Chase County, roughly between Topeka and Wichita, is within the "Flint Hills Ecoregion" and hosts the Tallgrass Prairie National Preserve.  Heat-Moon's intense deep-map coverage of the geology, ecology, history, culture, botany, and geography of Chase County and the uniqueness of the Tallgrass Prairie Ecosystem is credited by some as drawing the attention needed to create the National Preserve.  Formerly covering an estimated expanse of 400,000 square miles, agriculture has inadvertently reduced the Tallgrass Prairie Ecosystem to a fragmented remnant of what it once was.

The major hurdle to bringing this writing project to fruition is fashioning a suitable format.
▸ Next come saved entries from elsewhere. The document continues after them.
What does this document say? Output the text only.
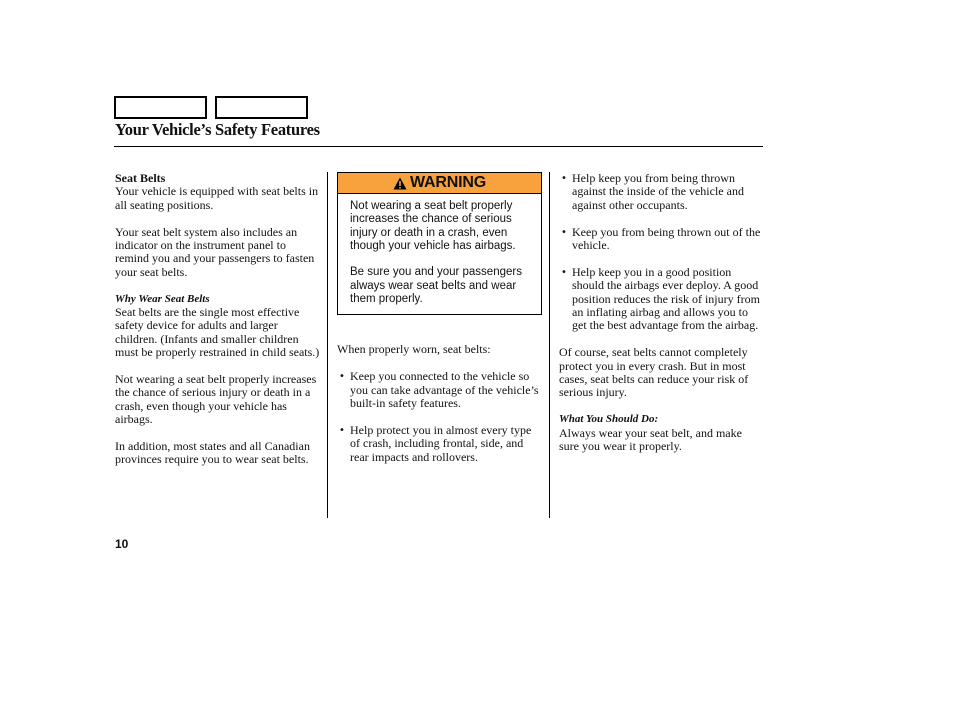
Your Vehicle’s Safety Features

Seat Belts

Your vehicle is equipped with seat belts in all seating positions.

Your seat belt system also includes an indicator on the instrument panel to remind you and your passengers to fasten your seat belts.

Why Wear Seat Belts

Seat belts are the single most effective safety device for adults and larger children. (Infants and smaller children must be properly restrained in child seats.)

Not wearing a seat belt properly increases the chance of serious injury or death in a crash, even though your vehicle has airbags.

In addition, most states and all Canadian provinces require you to wear seat belts.

WARNING

Not wearing a seat belt properly increases the chance of serious injury or death in a crash, even though your vehicle has airbags.

Be sure you and your passengers always wear seat belts and wear them properly.

When properly worn, seat belts:

• Keep you connected to the vehicle so you can take advantage of the vehicle’s built-in safety features.
• Help protect you in almost every type of crash, including frontal, side, and rear impacts and rollovers.
• Help keep you from being thrown against the inside of the vehicle and against other occupants.
• Keep you from being thrown out of the vehicle.
• Help keep you in a good position should the airbags ever deploy. A good position reduces the risk of injury from an inflating airbag and allows you to get the best advantage from the airbag.

Of course, seat belts cannot completely protect you in every crash. But in most cases, seat belts can reduce your risk of serious injury.

What You Should Do:

Always wear your seat belt, and make sure you wear it properly.

10
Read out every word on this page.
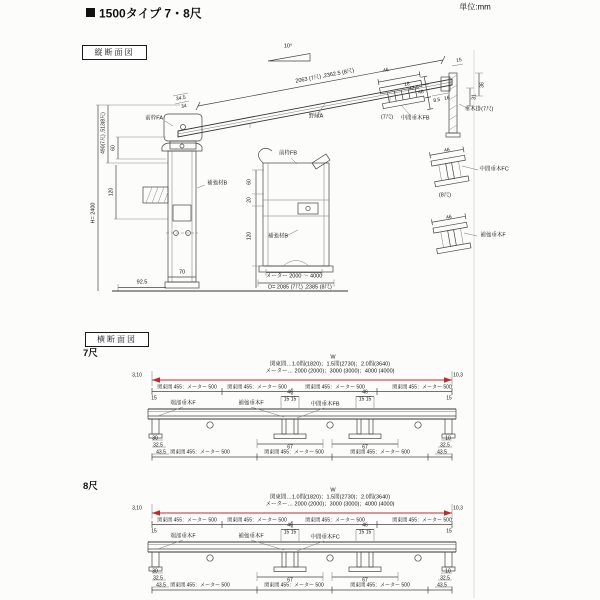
1500タイプ 7・8尺	単位:mm
縦断面図
横断面図
10°
2063 (7尺) ,2362.5 (8尺)
前枠FA
34.5
34
490(7尺) ,513(8尺) 60
120
H= 2400
92.5
70
補強材B
前枠FB
補強材B
60
20
120
メーター 2000 〜 4000
D= 2085 (7尺) ,2385 (8尺)
野縁A
46
18
42.5
46
(7尺) 中間垂木FB
15
8.5 16
36
31
垂木掛(7尺)
46
中間垂木FC
(8尺)
46
補強垂木F
7尺	W
関東間…1.0間(1820)；1.5間(2730)；2.0間(3640)
メーター… 2000 (2000)；3000 (3000)；4000 (4000)
3,10	10,3
関東間 455：メーター 500 関東間 455：メーター 500	関東間 455：メーター 500	関東間 455：メーター 500
15	15
46	46
15 15	15 15
端部垂木F	補強垂木F	中間垂木FB
67	67
30
32.5
43.5
10
32.5
43.5
関東間 455：メーター 500	関東間 455：メーター 500	関東間 455：メーター 500
8尺	W
関東間…1.0間(1820)；1.5間(2730)；2.0間(3640)
メーター… 2000 (2000)；3000 (3000)；4000 (4000)
3,10	10,3
関東間 455：メーター 500 関東間 455：メーター 500	関東間 455：メーター 500	関東間 455：メーター 500
15	15
46	46
15 15	15 15
端部垂木F	補強垂木F	中間垂木FC
67	67
30
32.5
43.5
10
32.5
43.5
関東間 455：メーター 500	関東間 455：メーター 500	関東間 455：メーター 500
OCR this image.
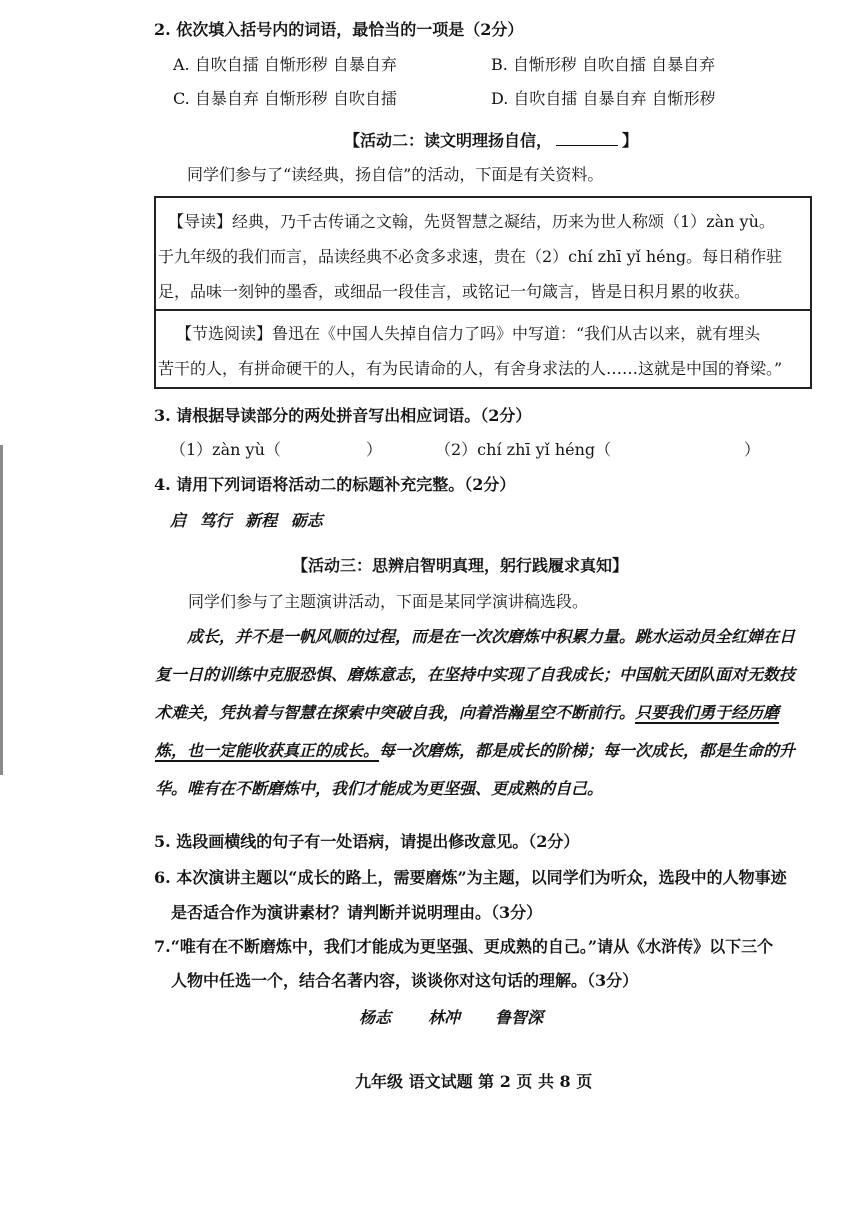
2. 依次填入括号内的词语，最恰当的一项是（2分）
A. 自吹自擂 自惭形秽 自暴自弃	B. 自惭形秽 自吹自擂 自暴自弃
C. 自暴自弃 自惭形秽 自吹自擂	D. 自吹自擂 自暴自弃 自惭形秽
【活动二：读文明理扬自信，	】
同学们参与了“读经典，扬自信”的活动，下面是有关资料。

【导读】经典，乃千古传诵之文翰，先贤智慧之凝结，历来为世人称颂（1）zàn yù。

于九年级的我们而言，品读经典不必贪多求速，贵在（2）chí zhī yǐ héng。每日稍作驻

足，品味一刻钟的墨香，或细品一段佳言，或铭记一句箴言，皆是日积月累的收获。

【节选阅读】鲁迅在《中国人失掉自信力了吗》中写道：“我们从古以来，就有埋头

苦干的人，有拼命硬干的人，有为民请命的人，有舍身求法的人……这就是中国的脊梁。”

3. 请根据导读部分的两处拼音写出相应词语。（2分）
（1）zàn yù（	）	（2）chí zhī yǐ héng（	）
4. 请用下列词语将活动二的标题补充完整。（2分）
启 笃行 新程 砺志
【活动三：思辨启智明真理，躬行践履求真知】
同学们参与了主题演讲活动，下面是某同学演讲稿选段。

成长，并不是一帆风顺的过程，而是在一次次磨炼中积累力量。跳水运动员全红婵在日

复一日的训练中克服恐惧、磨炼意志，在坚持中实现了自我成长；中国航天团队面对无数技

术难关，凭执着与智慧在探索中突破自我，向着浩瀚星空不断前行。只要我们勇于经历磨

炼，也一定能收获真正的成长。每一次磨炼，都是成长的阶梯；每一次成长，都是生命的升

华。唯有在不断磨炼中，我们才能成为更坚强、更成熟的自己。

5. 选段画横线的句子有一处语病，请提出修改意见。（2分）
6. 本次演讲主题以“成长的路上，需要磨炼”为主题，以同学们为听众，选段中的人物事迹
是否适合作为演讲素材？请判断并说明理由。（3分）
7.“唯有在不断磨炼中，我们才能成为更坚强、更成熟的自己。”请从《水浒传》以下三个
人物中任选一个，结合名著内容，谈谈你对这句话的理解。（3分）
杨志 林冲 鲁智深
九年级 语文试题 第 2 页 共 8 页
Adversarial considerations include; 1) The road trip took place 45 years ago; 2) There was no travel log kept, as we were 20 years old and not given to thinking about legacies and such; 3) Memories are fading; 4) There are few - if any - surviving Kodak Instamatic photos; and 5) An attempt was made to save the marked 1974 AAA maps, but that ended with a 2011 home renovation when the maps were inadvertently discarded.

As stated in Part 1, if I can achieve a satisfactory solution to the "Kansas chapter" of my narrative, it should serve as a template for the remainder of the recounting of the 4-week, 8800-mile journey.  As current conditions stand, in terms of health concerns, family obligations, and finances, a retracing of this route does not appear likely in the near future.  Though a "virtual journey" format with flashbacks and vignettes may serve the purpose.